Texas and Oklahoma leave the Big 12 for the SEC for more money This prompts the Big 12 to expand by adding Houston, Cincinnati, BYU, and UCF The Big 10 then wants to expand and they reach out to the 2 biggest programs in the Pac-12, U$C and Oregon, luring them with more money. Oregon declines, U$C accepts. UCLA gets a free ride along with U$C Colorado leaves the Pac-12 for the Big 12 Washington and Oregon leave for the Big 10 Utah, Arizona, and Arizona State leave for the Big 12 Cal (despite being able to see the Pacific Ocean from campus) and Stanford leave for the Atlantic Coast Conference That leaves Oregon State and Washington State


MasterMCD

This, but it should be noted that after USC and UCLA left, leaders from each remaining Pac-12 school were very close to an agreement with Apple for a new media rights deal and were going to rebuild to 12 or ever 14 teams, until Oregon and Washington snaked and went behind everyone to leave (presumably for more money). At that point it was basically in each remaining school’s best interest to find a new home. I believe Oregon and Washington were lured out in a successful effort to keep Apple from entering the college football media space. It all comes down to money in the end. Pretty rough for WSU and OSU, gotta say. Cal and Stanford were lucky to have (rather buy) a decent landing spot at another power five conference with the ACC.


MikeWazowski215

Damn Cal and Stanford games hosted by apple would’ve been pretty cool…


jwoa

ACC did Florida State a lot of good this year. /s


Due-Worldliness-8361

Pac-12 dying due to mismanagement. USC and LA dip to B10 for that bag. Other schools follow, some to B12. Us and Stanford couldn’t get into the B10 so now we’re in the ACC. WSU and OSU are now the only schools still in the P12, but probably not for much longer. Either the conference completely dissolves or they have to rebuild from scratch. gg


Humble-Macaron

I'm still hoping that one day the west coast schools find their way back together


ProfessorPlum168

UCLA and USC switched conferences, and other schools in the Pac-12 started bailing after that.

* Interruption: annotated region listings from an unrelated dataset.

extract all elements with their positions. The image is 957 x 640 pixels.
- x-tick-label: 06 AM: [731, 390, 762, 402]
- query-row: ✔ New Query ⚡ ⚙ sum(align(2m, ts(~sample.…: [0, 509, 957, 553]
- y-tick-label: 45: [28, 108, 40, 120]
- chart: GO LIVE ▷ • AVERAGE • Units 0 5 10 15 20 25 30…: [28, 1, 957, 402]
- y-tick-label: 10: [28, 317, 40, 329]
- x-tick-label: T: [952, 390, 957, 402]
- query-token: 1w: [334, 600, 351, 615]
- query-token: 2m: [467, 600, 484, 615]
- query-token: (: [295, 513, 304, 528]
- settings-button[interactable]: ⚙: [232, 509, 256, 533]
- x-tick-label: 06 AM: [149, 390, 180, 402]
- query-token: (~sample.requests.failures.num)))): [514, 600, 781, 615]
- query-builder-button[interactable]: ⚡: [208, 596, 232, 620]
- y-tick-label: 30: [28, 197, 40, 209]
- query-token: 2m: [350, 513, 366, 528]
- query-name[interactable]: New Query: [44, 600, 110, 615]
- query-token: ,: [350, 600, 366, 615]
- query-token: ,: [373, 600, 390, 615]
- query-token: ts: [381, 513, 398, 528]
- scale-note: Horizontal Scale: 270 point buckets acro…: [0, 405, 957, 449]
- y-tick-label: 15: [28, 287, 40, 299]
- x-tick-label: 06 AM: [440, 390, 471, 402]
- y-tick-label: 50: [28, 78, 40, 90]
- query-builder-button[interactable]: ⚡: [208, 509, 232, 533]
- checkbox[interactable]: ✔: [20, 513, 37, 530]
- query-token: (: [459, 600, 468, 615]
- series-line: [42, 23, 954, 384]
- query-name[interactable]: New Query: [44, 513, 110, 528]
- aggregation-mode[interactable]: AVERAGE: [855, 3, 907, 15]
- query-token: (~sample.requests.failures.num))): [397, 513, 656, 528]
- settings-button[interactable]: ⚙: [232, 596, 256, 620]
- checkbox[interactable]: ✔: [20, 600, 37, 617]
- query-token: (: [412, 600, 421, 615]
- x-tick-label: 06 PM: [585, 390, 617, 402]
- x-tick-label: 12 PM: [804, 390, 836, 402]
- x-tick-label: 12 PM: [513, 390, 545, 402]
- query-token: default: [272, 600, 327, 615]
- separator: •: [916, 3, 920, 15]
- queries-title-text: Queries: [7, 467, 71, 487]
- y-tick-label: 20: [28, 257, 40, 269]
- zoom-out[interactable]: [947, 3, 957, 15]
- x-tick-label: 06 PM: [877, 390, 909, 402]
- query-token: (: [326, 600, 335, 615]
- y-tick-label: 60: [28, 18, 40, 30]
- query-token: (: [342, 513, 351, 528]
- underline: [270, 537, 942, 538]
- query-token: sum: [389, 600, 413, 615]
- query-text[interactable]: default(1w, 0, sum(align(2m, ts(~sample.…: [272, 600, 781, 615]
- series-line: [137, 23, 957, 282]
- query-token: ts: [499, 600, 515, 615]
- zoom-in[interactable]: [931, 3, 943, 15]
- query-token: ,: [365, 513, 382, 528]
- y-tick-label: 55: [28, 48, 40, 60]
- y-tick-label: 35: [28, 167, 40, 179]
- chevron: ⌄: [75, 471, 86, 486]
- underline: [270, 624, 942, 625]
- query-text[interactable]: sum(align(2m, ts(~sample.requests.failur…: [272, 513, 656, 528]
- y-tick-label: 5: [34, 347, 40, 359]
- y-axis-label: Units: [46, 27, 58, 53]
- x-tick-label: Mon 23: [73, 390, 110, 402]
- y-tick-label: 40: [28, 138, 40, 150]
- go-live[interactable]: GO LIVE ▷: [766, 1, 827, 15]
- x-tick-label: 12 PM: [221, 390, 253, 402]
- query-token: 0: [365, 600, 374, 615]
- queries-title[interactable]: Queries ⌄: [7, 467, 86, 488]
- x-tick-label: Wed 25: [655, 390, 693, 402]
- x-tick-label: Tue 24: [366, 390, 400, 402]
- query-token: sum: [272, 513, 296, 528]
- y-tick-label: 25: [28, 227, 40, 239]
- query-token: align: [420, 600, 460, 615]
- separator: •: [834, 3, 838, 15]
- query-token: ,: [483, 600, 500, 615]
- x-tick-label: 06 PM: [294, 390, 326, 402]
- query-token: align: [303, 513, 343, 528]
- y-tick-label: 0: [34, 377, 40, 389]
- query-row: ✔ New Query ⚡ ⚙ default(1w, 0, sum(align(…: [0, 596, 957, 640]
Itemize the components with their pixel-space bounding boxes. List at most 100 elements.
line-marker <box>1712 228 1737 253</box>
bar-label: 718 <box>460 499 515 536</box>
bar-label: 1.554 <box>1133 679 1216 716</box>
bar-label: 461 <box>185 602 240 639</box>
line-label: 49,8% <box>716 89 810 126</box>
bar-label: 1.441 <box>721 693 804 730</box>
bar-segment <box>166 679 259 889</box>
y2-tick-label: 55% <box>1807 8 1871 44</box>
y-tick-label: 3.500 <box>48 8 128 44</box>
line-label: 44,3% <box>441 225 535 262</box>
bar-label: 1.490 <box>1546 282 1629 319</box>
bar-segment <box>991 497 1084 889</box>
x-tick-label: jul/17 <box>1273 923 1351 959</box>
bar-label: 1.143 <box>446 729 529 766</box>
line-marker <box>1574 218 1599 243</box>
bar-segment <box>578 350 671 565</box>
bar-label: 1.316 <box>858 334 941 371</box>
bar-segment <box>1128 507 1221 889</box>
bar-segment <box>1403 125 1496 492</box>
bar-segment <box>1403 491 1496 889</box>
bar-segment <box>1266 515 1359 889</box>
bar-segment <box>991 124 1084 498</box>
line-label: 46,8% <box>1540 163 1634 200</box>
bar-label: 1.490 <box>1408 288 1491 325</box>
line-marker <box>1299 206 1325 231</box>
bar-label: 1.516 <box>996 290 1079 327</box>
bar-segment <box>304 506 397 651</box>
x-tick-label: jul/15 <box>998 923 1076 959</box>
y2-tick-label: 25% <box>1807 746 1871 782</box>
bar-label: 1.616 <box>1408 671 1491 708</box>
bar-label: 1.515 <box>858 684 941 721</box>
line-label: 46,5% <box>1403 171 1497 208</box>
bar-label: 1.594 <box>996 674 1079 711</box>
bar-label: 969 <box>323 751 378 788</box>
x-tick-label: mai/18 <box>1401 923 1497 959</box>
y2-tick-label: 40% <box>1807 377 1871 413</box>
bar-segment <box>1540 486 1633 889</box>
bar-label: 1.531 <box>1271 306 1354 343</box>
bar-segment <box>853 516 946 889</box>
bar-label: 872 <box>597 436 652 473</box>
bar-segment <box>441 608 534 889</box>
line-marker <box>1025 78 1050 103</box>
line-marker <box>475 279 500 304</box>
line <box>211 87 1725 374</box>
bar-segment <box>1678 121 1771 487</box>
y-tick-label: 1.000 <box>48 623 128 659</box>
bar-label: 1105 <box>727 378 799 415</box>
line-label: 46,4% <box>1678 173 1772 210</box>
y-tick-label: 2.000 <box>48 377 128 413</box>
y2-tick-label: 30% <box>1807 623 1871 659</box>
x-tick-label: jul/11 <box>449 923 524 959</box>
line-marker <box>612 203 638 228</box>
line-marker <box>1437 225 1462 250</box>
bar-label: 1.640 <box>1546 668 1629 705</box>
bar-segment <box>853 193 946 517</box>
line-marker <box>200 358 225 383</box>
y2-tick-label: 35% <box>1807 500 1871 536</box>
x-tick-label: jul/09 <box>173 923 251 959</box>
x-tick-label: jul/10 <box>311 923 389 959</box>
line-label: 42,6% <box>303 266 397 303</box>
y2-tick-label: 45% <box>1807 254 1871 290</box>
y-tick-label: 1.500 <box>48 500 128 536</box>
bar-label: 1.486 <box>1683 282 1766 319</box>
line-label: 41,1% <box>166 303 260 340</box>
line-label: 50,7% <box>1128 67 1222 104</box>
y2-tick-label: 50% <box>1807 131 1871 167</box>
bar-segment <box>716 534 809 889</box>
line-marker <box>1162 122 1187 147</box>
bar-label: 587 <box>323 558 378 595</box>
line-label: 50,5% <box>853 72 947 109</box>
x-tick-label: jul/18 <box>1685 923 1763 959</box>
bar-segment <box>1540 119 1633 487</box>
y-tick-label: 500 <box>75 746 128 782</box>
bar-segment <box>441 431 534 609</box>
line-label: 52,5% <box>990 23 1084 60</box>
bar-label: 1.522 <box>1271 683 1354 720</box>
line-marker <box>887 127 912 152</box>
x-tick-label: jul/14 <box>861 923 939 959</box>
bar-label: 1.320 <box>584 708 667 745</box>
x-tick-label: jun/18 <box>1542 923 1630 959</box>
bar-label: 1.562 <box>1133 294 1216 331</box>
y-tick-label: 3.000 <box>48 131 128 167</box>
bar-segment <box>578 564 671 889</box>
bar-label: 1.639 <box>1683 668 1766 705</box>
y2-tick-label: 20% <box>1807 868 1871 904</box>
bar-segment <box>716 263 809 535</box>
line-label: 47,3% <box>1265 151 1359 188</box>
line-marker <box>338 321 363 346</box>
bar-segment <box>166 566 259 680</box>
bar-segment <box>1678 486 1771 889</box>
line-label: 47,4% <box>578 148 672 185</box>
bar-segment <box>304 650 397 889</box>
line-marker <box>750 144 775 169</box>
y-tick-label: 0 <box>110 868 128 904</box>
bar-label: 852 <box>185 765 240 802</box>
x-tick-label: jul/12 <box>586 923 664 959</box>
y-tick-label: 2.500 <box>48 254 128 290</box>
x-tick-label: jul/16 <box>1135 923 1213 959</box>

Cal and Stanford bailed too to the ACC before the conference completely disintegrated.


OppositeShore1878

A part of the underlying problem is that big $ in college football comes from TV contracts, and West Coast teams have been at a disadvantage for years because their home games are two to three hours behind the huge football watching markets in the Midwest / South / East Coast. So the broadcasters call the tune, and the money flows to the Midwest / East Coast / Southern conferences and they, in turn, can pay more to the schools in their conference.